En droit, oui : tous les États reconnaissent le suffrage féminin. Mais des obstacles de fait subsistent dans plusieurs pays (source Le Monde).

Quels obstacles restent pour le droit de vote des femmes dans certains pays ?

Difficultés d’enregistrement, intimidation, normes culturelles restrictives.
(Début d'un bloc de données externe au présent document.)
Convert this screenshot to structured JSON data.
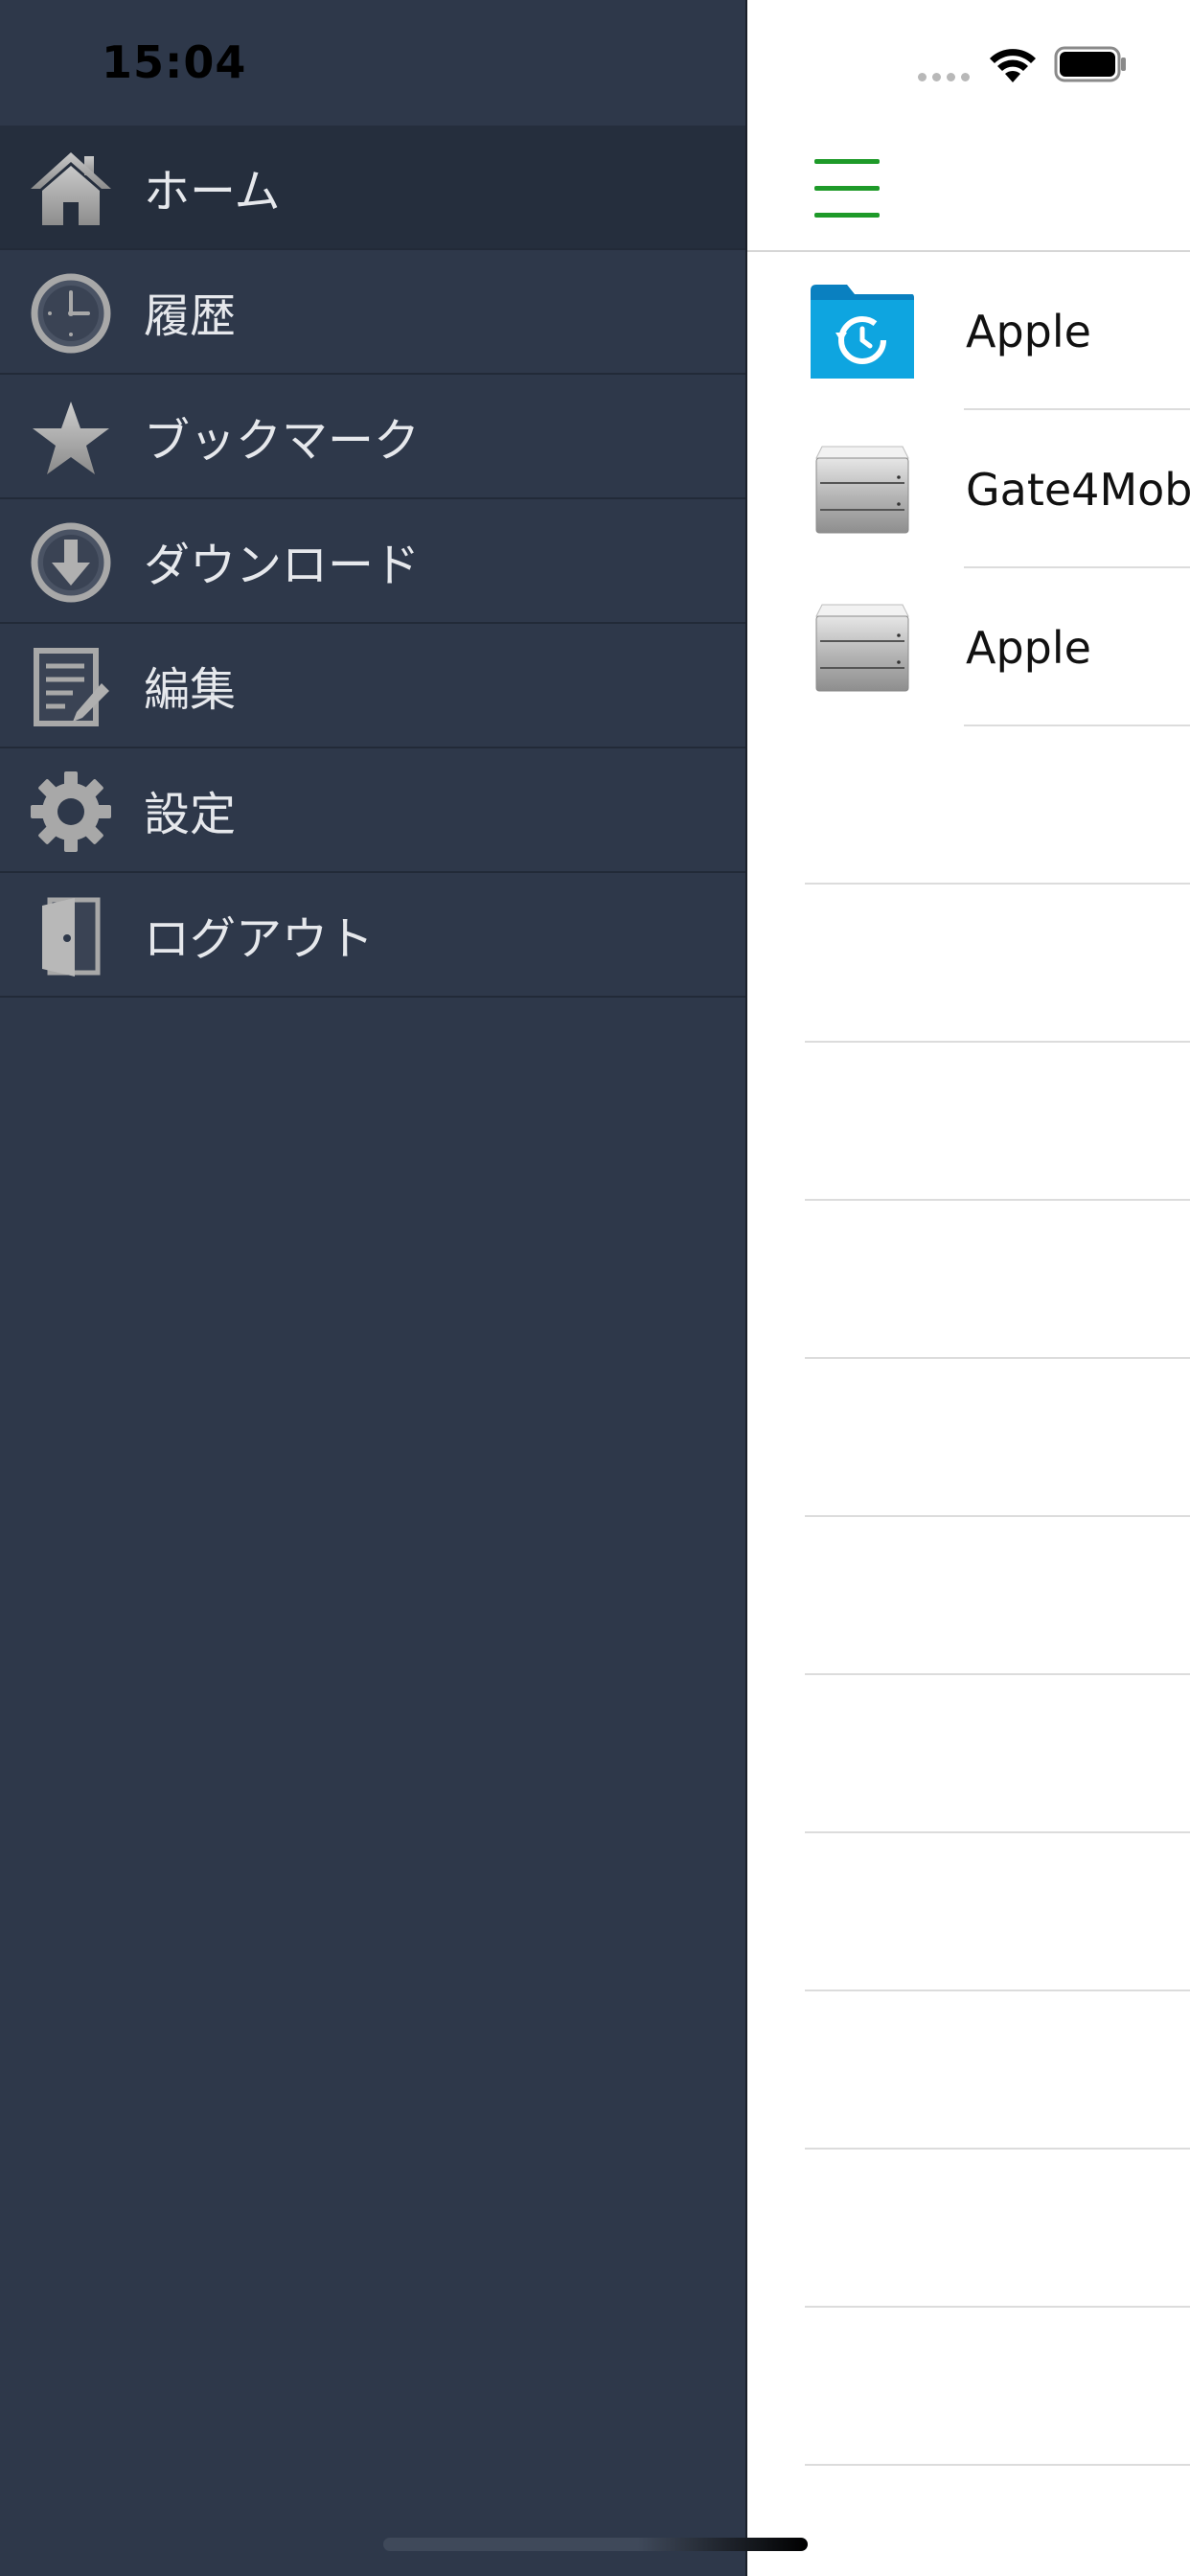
{
  "status_bar": {
    "time": "15:04"
  },
  "sidebar": {
    "items": [
      {
        "label": "ホーム",
        "icon": "home-icon",
        "active": true
      },
      {
        "label": "履歴",
        "icon": "clock-icon",
        "active": false
      },
      {
        "label": "ブックマーク",
        "icon": "star-icon",
        "active": false
      },
      {
        "label": "ダウンロード",
        "icon": "download-icon",
        "active": false
      },
      {
        "label": "編集",
        "icon": "edit-icon",
        "active": false
      },
      {
        "label": "設定",
        "icon": "gear-icon",
        "active": false
      },
      {
        "label": "ログアウト",
        "icon": "door-icon",
        "active": false
      }
    ]
  },
  "main": {
    "list": [
      {
        "label": "Apple",
        "icon": "history-folder-icon"
      },
      {
        "label": "Gate4Mob",
        "icon": "server-icon"
      },
      {
        "label": "Apple",
        "icon": "server-icon"
      }
    ]
  },
  "colors": {
    "sidebar_bg": "#2e384a",
    "sidebar_active": "#252e3d",
    "accent": "#1e9a29",
    "folder_blue": "#0ea5e0"
  }
}
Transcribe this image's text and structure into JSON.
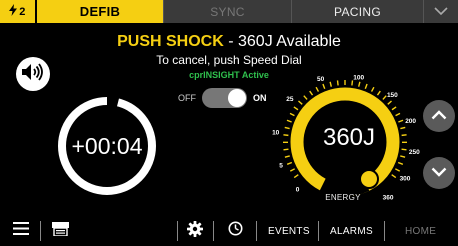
{
  "tabs": {
    "alert_number": "2",
    "defib": "DEFIB",
    "sync": "SYNC",
    "pacing": "PACING"
  },
  "header": {
    "shock_label": "PUSH SHOCK",
    "available": " - 360J Available",
    "cancel_hint": "To cancel, push Speed Dial",
    "cpr_status": "cprINSIGHT Active"
  },
  "cpr_toggle": {
    "off_label": "OFF",
    "on_label": "ON",
    "state": "on"
  },
  "timer": {
    "value": "+00:04"
  },
  "energy_dial": {
    "value": "360J",
    "label": "ENERGY",
    "scale_min": 0,
    "scale_max": 360,
    "tick_labels": [
      "0",
      "5",
      "10",
      "25",
      "50",
      "100",
      "150",
      "200",
      "250",
      "300",
      "360"
    ],
    "selected": 360
  },
  "toolbar": {
    "events": "EVENTS",
    "alarms": "ALARMS",
    "home": "HOME"
  },
  "colors": {
    "accent": "#f5cf12",
    "cpr_green": "#2fbf4d",
    "tab_bg": "#3a3a3a",
    "disabled_text": "#777777"
  },
  "icons": {
    "top_right": "chevron-down-icon",
    "speaker": "speaker-icon",
    "scroll_up": "chevron-up-icon",
    "scroll_down": "chevron-down-icon",
    "menu": "hamburger-menu-icon",
    "printer": "printer-icon",
    "settings": "gear-icon",
    "timer_face": "clock-icon"
  }
}
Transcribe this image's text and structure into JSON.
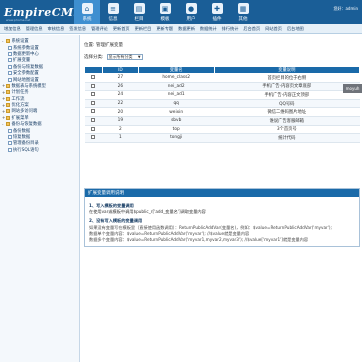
{
  "header": {
    "logo": "EmpireCMS",
    "logo_sub": "www.phome.net",
    "nav": [
      {
        "label": "系统",
        "icon": "home-icon"
      },
      {
        "label": "信息",
        "icon": "document-icon"
      },
      {
        "label": "栏目",
        "icon": "folder-icon"
      },
      {
        "label": "模板",
        "icon": "template-icon"
      },
      {
        "label": "用户",
        "icon": "user-icon"
      },
      {
        "label": "插件",
        "icon": "plugin-icon"
      },
      {
        "label": "其他",
        "icon": "grid-icon"
      }
    ],
    "greeting": "您好：admin"
  },
  "subnav": [
    "增加信息",
    "管理信息",
    "审核信息",
    "签发信息",
    "管理评论",
    "更新首页",
    "更新栏目",
    "更新专题",
    "数据更新",
    "数据统计",
    "排行统计",
    "后台首页",
    "网站首页",
    "后台地图"
  ],
  "sidebar": {
    "items": [
      {
        "label": "系统设置",
        "type": "folder",
        "sign": "-",
        "indent": 0
      },
      {
        "label": "系统参数设置",
        "type": "file",
        "indent": 2
      },
      {
        "label": "数据更新中心",
        "type": "file",
        "indent": 2
      },
      {
        "label": "扩展变量",
        "type": "file",
        "indent": 2
      },
      {
        "label": "备份与恢复数据",
        "type": "file",
        "indent": 2
      },
      {
        "label": "安全参数配置",
        "type": "file",
        "indent": 2
      },
      {
        "label": "网站地图设置",
        "type": "file",
        "indent": 2
      },
      {
        "label": "数据表与系统模型",
        "type": "folder",
        "sign": "+",
        "indent": 0
      },
      {
        "label": "计划任务",
        "type": "folder",
        "sign": "+",
        "indent": 0
      },
      {
        "label": "工作流",
        "type": "folder",
        "sign": "+",
        "indent": 0
      },
      {
        "label": "优化方案",
        "type": "folder",
        "sign": "+",
        "indent": 0
      },
      {
        "label": "网站多访问端",
        "type": "folder",
        "sign": "+",
        "indent": 0
      },
      {
        "label": "扩展菜单",
        "type": "folder",
        "sign": "+",
        "indent": 0
      },
      {
        "label": "备份与恢复数据",
        "type": "folder",
        "sign": "-",
        "indent": 0
      },
      {
        "label": "备份数据",
        "type": "file",
        "indent": 2
      },
      {
        "label": "恢复数据",
        "type": "file",
        "indent": 2
      },
      {
        "label": "管理备份目录",
        "type": "file",
        "indent": 2
      },
      {
        "label": "执行SQL语句",
        "type": "file",
        "indent": 2
      }
    ]
  },
  "main": {
    "breadcrumb": "位置: 管理扩展变量",
    "filter_label": "选择分类:",
    "filter_value": "显示所有分类",
    "table": {
      "headers": [
        "ID",
        "变量名",
        "变量说明"
      ],
      "rows": [
        {
          "id": "27",
          "name": "home_class2",
          "desc": "首页栏目的位于右侧"
        },
        {
          "id": "26",
          "name": "nei_ad2",
          "desc": "手机广告-内容页文章底部"
        },
        {
          "id": "24",
          "name": "nei_ad1",
          "desc": "手机广告-内容正文顶部"
        },
        {
          "id": "22",
          "name": "qq",
          "desc": "QQ号码"
        },
        {
          "id": "20",
          "name": "weixin",
          "desc": "微信二维码图片地址"
        },
        {
          "id": "19",
          "name": "sbvb",
          "desc": "谁说广告客服邮箱"
        },
        {
          "id": "2",
          "name": "top",
          "desc": "3个首页号"
        },
        {
          "id": "1",
          "name": "tongji",
          "desc": "统计代码"
        }
      ]
    },
    "drag_tag": "moyuh"
  },
  "help": {
    "title": "扩展变量调用说明",
    "h1": "1、写入模板的变量调用",
    "l1": "在使用var或模板中调用$public_r['add_变量名']调取变量内容",
    "h2": "2、没有写入模板的变量调用",
    "l2": "如果没有变量写在模板里（直接使用函数调用）：ReturnPublicAddVar(变量名)，例如：$value=ReturnPublicAddVar('myvar');",
    "l3": "数据单个变量内容：$value=ReturnPublicAddVar('myvar'); //$value就是变量内容",
    "l4": "数据多个变量内容：$value=ReturnPublicAddVar('myvar1,myvar2,myvar3'); //$value['myvar1']就是变量内容"
  }
}
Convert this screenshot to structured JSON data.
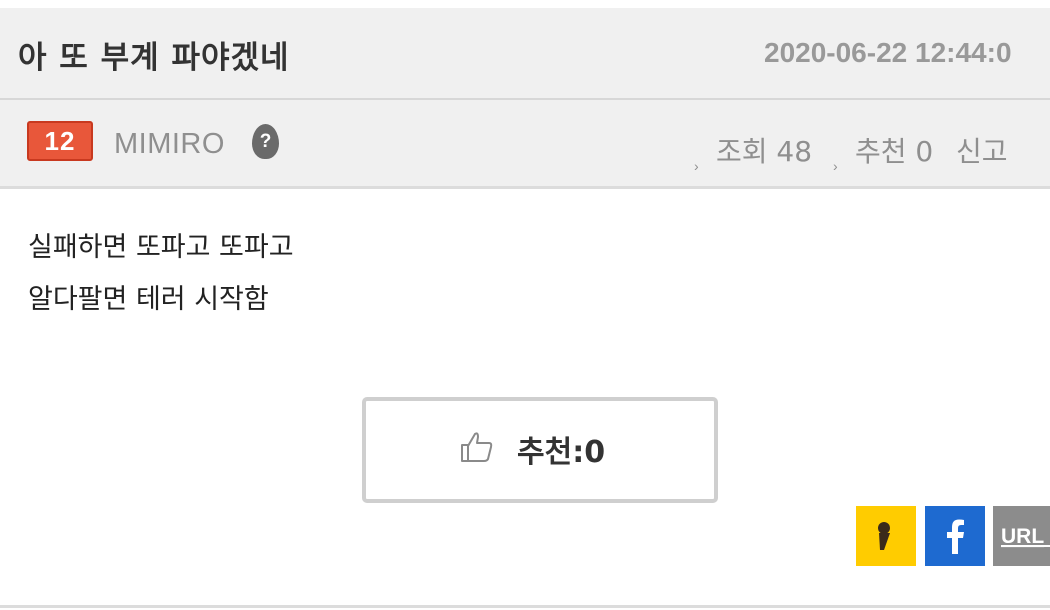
{
  "post": {
    "title": "아 또 부계 파야겠네",
    "date": "2020-06-22 12:44:0"
  },
  "author": {
    "level": "12",
    "level_color": "#e8573a",
    "nickname": "MIMIRO",
    "info_icon": "question-icon"
  },
  "stats": {
    "views_label": "조회 48",
    "recommend_label": "추천 0",
    "report_label": "신고"
  },
  "content": {
    "lines": [
      "실패하면 또파고 또파고",
      "알다팔면 테러 시작함"
    ]
  },
  "recommend_button": {
    "icon": "thumbs-up-icon",
    "label": "추천:0"
  },
  "share": {
    "kakaostory": {
      "icon": "kakaostory-icon",
      "color": "#ffcc00"
    },
    "facebook": {
      "icon": "facebook-icon",
      "color": "#1e6ad0"
    },
    "url": {
      "label": "URL",
      "color": "#8c8c8c"
    }
  }
}
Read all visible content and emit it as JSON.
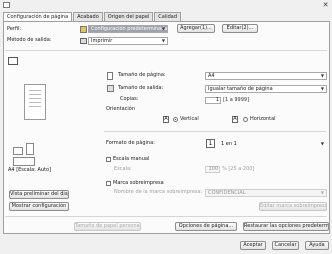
{
  "window": {
    "close_glyph": "✕"
  },
  "tabs": [
    {
      "label": "Configuración de página"
    },
    {
      "label": "Acabado"
    },
    {
      "label": "Origen del papel"
    },
    {
      "label": "Calidad"
    }
  ],
  "profile": {
    "label": "Perfil:",
    "value": "Configuración predeterminada",
    "add_button": "Agregar(1)...",
    "edit_button": "Editar(2)..."
  },
  "output_method": {
    "label": "Método de salida:",
    "value": "Imprimir"
  },
  "page_size": {
    "label": "Tamaño de página:",
    "value": "A4"
  },
  "output_size": {
    "label": "Tamaño de salida:",
    "value": "Igualar tamaño de página"
  },
  "copies": {
    "label": "Copias:",
    "value": "1",
    "range": "[1 a 9999]"
  },
  "orientation": {
    "label": "Orientación",
    "vertical_icon": "A",
    "vertical": "Vertical",
    "horizontal_icon": "A",
    "horizontal": "Horizontal",
    "selected": "Vertical"
  },
  "page_format": {
    "label": "Formato de página:",
    "icon_number": "1",
    "value": "1 en 1"
  },
  "manual_scaling": {
    "label": "Escala manual",
    "scale_label": "Escala:",
    "value": "100",
    "range": "% [25 a 200]"
  },
  "watermark": {
    "label": "Marca sobreimpresa",
    "name_label": "Nombre de la marca sobreimpresa:",
    "value": "CONFIDENCIAL",
    "edit_button": "Editar marca sobreimpresa..."
  },
  "left_panel": {
    "size_caption": "A4 [Escala: Auto]",
    "preview_button": "Vista preliminar del dispositivo",
    "show_settings_button": "Mostrar configuración"
  },
  "bottom_buttons": {
    "custom_paper": "Tamaño de papel personalizado...",
    "page_options": "Opciones de página...",
    "restore_defaults": "Restaurar las opciones predeterminadas"
  },
  "dialog_buttons": {
    "accept": "Aceptar",
    "cancel": "Cancelar",
    "help": "Ayuda"
  }
}
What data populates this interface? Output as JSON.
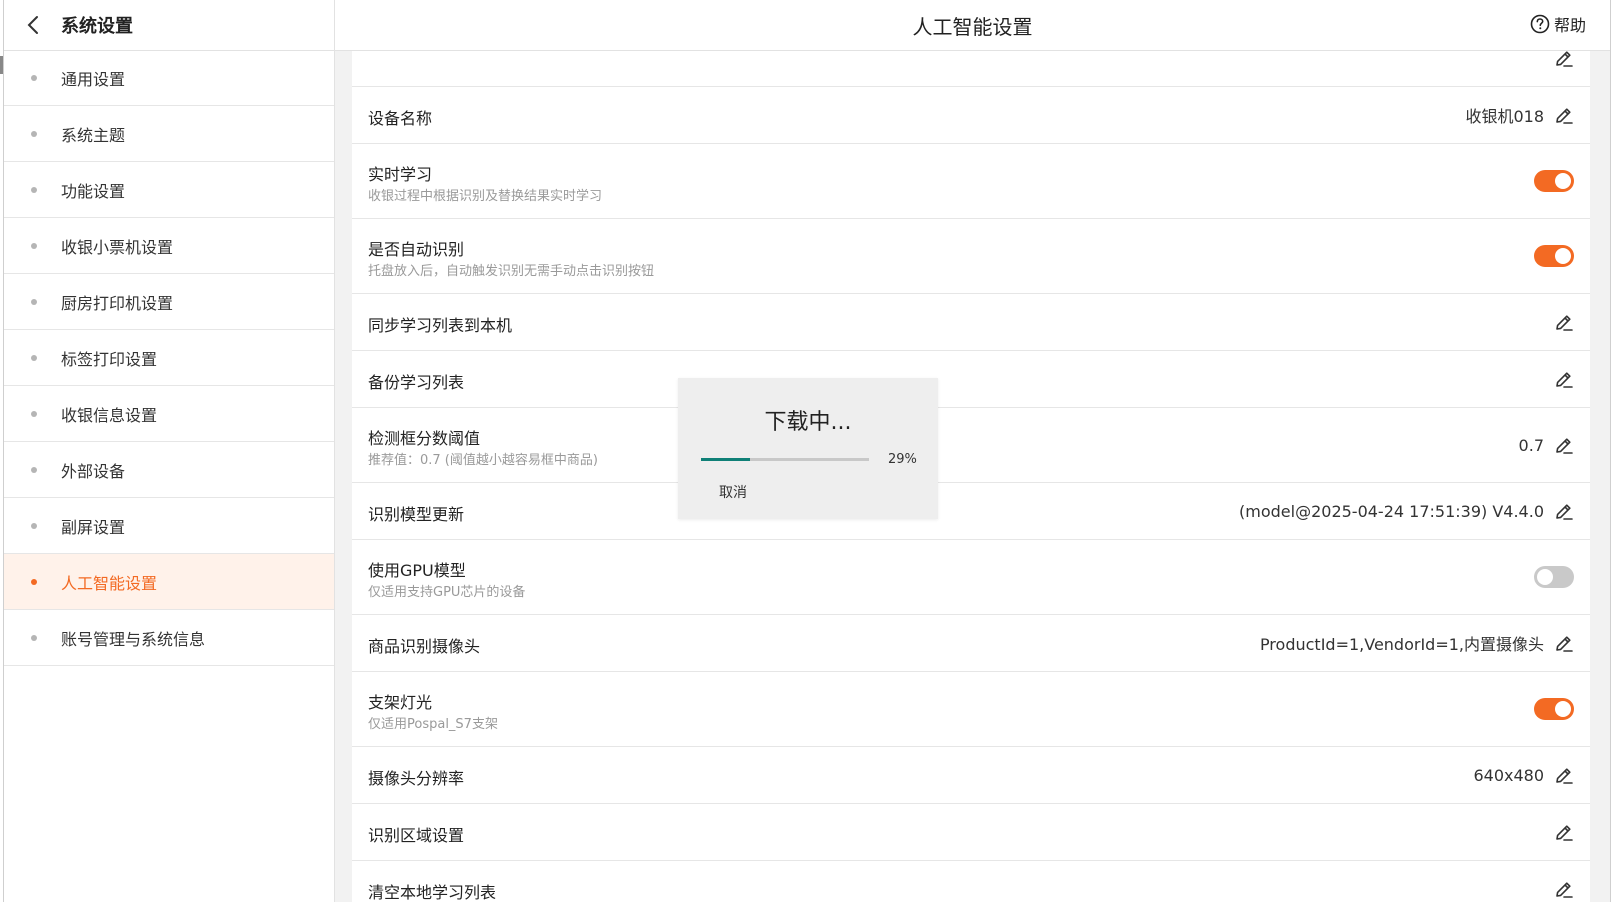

L’Afghanistan a supprimé de facto ce droit sous les Talibans (Oxfam France).

Comment le droit de vote des femmes a-t-il évolué en France ?

Reconnu en 1944, premier exercice en 1945. La France a été en retard par rapport à d’autres pays européens (Finlande, Royaume-Uni).

Quelle différence entre suffrage universel et droit de vote des femmes ?

Le suffrage universel inclut tous les citoyens sans distinction de sexe. Le droit de vote des femmes en est un volet historique.

Pourquoi la Suisse a-t-elle attendu 1971 pour accorder le droit de vote aux femmes ?

Référendum fédéral en 1971, après des décennies de résistance politique et culturelle (Le Monde).

Quel est le rôle des suffragettes dans l’obtention du droit de vote ?

Les suffragettes, menées par Emmeline Pankhurst, ont utilisé des actions spectaculaires pour faire pression sur le gouvernement britannique (Oxfam France).